I was not altogether astonished when I realized what he was doing, yet I was in disbelief anyway. I had thought of the possibility of exploiting the Yahoo game system in the way he intended to, but I never thought I would actually encounter someone who did it. You see, ten minutes per move can be a very long time. He had plans to take nine minutes on every move until I gave up and resigned the game, either from frustration or necessity. He would thus gain a good sum of rating points, as he was 200 points below mine, and I would lose that same amount.
But I had all night.
I had no intention of letting this person get away with his truly pathetic plan to wrest an ultimately worthless measure of stature without earning it. I had no commitments until it was time to go to work the next day, and it was only late evening. I could wait his nine minutes per move and take nine minutes to make my own. There was no doubt in my mind I could either outlast him, or -- since it seemed more likely than not what rating points he did have were not earned -- beat him and win legitimately.
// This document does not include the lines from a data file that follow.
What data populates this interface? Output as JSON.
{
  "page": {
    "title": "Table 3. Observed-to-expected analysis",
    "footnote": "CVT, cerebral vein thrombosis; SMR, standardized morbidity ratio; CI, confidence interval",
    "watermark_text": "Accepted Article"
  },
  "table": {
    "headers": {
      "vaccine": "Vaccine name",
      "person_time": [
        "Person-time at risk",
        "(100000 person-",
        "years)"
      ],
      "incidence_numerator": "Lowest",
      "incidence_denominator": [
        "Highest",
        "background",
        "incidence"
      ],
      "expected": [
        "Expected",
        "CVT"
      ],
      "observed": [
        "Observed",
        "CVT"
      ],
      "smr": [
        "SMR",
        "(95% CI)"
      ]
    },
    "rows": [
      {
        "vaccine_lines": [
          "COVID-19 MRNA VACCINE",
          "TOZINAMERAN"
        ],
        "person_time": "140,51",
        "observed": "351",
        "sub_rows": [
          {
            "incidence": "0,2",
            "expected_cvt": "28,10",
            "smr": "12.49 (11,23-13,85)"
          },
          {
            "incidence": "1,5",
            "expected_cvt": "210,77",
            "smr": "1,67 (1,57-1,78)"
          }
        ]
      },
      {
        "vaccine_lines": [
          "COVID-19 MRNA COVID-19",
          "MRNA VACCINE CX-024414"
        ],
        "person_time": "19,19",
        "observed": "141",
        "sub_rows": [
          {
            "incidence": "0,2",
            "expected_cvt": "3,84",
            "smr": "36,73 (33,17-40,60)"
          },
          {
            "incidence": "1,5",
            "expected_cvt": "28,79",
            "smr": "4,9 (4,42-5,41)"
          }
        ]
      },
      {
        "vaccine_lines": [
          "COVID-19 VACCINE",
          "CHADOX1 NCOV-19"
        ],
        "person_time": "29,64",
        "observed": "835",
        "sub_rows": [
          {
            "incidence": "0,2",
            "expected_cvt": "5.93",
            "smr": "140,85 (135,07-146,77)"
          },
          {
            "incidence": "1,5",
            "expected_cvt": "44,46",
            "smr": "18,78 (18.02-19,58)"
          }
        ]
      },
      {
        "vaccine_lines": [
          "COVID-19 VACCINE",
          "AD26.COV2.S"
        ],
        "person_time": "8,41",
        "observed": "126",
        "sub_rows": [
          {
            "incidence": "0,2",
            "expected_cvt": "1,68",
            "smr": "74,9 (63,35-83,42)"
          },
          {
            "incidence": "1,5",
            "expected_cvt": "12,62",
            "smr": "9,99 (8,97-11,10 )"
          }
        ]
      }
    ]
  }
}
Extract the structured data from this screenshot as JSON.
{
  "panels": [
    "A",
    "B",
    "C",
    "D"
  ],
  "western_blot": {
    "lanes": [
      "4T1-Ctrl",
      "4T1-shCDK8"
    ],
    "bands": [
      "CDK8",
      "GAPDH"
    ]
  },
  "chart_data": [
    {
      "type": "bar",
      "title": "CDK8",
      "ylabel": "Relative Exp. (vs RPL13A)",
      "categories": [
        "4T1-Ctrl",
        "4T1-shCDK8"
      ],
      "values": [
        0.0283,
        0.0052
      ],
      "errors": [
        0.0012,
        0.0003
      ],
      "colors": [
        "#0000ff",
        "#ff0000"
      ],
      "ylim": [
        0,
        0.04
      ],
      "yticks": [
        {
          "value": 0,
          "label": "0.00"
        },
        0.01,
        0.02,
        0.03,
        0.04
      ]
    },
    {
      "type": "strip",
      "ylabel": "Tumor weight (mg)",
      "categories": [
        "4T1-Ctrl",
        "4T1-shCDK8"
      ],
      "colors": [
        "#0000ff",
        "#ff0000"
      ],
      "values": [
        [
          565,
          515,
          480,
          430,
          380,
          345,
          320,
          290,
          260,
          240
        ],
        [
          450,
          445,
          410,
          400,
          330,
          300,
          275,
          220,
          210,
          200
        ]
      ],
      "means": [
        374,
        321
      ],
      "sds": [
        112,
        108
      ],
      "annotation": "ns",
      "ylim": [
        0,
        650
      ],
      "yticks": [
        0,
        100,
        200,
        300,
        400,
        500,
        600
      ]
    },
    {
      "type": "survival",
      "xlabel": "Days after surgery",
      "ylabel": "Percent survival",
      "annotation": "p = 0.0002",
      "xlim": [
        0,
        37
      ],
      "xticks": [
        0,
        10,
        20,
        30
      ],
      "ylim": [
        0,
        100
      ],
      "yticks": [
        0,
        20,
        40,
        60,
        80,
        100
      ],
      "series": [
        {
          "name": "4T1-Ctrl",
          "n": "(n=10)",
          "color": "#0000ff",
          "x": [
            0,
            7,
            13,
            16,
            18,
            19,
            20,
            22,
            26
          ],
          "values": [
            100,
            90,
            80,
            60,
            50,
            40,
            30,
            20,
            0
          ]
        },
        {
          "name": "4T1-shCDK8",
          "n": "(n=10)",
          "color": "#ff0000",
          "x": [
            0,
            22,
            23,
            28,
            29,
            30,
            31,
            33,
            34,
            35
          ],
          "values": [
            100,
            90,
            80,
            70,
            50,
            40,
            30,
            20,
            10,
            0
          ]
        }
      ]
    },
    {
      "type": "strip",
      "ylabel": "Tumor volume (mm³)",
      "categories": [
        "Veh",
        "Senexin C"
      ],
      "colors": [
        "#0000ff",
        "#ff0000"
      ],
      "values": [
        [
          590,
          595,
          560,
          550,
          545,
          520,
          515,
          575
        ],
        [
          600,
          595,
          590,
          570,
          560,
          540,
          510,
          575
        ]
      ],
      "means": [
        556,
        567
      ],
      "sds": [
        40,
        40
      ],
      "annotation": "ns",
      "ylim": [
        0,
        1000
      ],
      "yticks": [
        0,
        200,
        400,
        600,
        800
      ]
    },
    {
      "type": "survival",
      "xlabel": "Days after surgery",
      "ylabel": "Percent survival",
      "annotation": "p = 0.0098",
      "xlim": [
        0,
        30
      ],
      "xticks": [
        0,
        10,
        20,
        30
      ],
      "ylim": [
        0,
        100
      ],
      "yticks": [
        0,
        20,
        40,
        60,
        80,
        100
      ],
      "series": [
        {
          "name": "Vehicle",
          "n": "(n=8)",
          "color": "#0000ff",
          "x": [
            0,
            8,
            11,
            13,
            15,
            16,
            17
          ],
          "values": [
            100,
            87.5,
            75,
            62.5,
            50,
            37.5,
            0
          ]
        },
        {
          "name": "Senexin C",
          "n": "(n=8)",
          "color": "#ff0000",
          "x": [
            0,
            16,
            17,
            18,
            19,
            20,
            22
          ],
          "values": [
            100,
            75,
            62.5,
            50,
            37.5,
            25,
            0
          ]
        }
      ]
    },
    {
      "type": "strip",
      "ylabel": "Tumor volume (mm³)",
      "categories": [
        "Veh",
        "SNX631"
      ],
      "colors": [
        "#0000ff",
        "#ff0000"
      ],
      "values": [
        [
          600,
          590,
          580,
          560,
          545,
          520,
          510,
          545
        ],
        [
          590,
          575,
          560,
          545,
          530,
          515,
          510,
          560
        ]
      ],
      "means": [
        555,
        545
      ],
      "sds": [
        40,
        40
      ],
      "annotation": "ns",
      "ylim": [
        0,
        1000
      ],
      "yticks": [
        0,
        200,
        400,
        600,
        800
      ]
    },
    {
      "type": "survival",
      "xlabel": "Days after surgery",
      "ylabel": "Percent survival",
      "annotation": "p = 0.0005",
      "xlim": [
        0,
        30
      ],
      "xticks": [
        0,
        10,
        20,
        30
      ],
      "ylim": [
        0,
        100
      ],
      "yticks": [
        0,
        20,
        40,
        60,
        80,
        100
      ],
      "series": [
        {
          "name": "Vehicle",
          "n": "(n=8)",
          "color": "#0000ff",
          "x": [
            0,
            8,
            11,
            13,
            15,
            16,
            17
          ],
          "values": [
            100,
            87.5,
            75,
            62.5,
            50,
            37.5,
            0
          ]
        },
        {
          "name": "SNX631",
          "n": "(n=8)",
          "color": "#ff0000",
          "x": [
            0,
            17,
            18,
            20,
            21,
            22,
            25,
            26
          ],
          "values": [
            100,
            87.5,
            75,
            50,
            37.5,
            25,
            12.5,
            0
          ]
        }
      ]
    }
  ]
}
At the same time, it wasn't exactly the best way I could think of to spend my evening, and the risk of mistiming my moves and exceeding the ten minute threshold myself would be nerve-wracking.
My response to him, however, was simply, "Why?"
"Because I'm mean that way," he said, but not with correct spelling and capitalization.
"Ok," I said.
"I think I'm going to go get something to eat," he said.
"Ok," I said. "I will too," I said. "Be back in nine minutes," I said.
And the board sat there for quite some time, neither player present, not a move made. The chess pieces were dutifully patient in their starting positions, lined up facing each other with a clear battlefield between. I set my stopwatch running, calculated about how many more minutes he had left before he had to move. Then I iconified the window and played around in RinkChat. When his time was up, I was going to see what move he made, then wait something less than ten minutes to make my own. The slow motion duel had begun.
The minutes ticked by.
Eventually, nine minutes were up -- or approximately that many: I wasn't exactly sure how much time he had, because I hadn't started counting the time by the second until two or three minutes into his turn. I brought up the chess window and waited.
A dialogue box popped up. "Your opponent has left a rated game," it said, and it presented me with a number of buttons. I pressed the "force forfeit" one.
In the chat window, the chess program reported the results of the game. "stoddard1" wins. It reported the change in our ratings. I gained some points. He lost some points.
"Oh, gosh, that's too bad," I said. "You seem to have miscalculated your time. That sucks."
I left.
A *second* later, a Yahoo Instant Message window popped up. "**** you," it said, only there were no asterisks. He apparently did not realize that his response only made my victory more satisfying. "Heh heh heh," I said, and hit the "ignore" button, indicating that I didn't want to receive any further messages from him.
What can I say? Once in a while, justice is done in *this* life.
It's the last time I will play a game on Yahoo with someone I don't know that is not a timed game. Yahoo's chess program does allow you to have clocked games, where each person has a timer that's only going when it's their turn -- if you run out of time, you lose. With a generous enough amount of time on the timer, once can still play an unhurried game of chess, but it makes schemes like this guy's impossible.
At any rate, amidst the thrill of victory -- and I do mean "thrill" -- is utter incomprehension. I have tried but I cannot -- not for the life of me -- figure out how this person could overvalue Yahoo chess ratings by so much and undervalue what those ratings stand for by so much as to think it prudent to bully total strangers and swipe their ratings points. There are lots of crimes far worse, all the way up to the extreme of murder, but few where the motive makes less sense.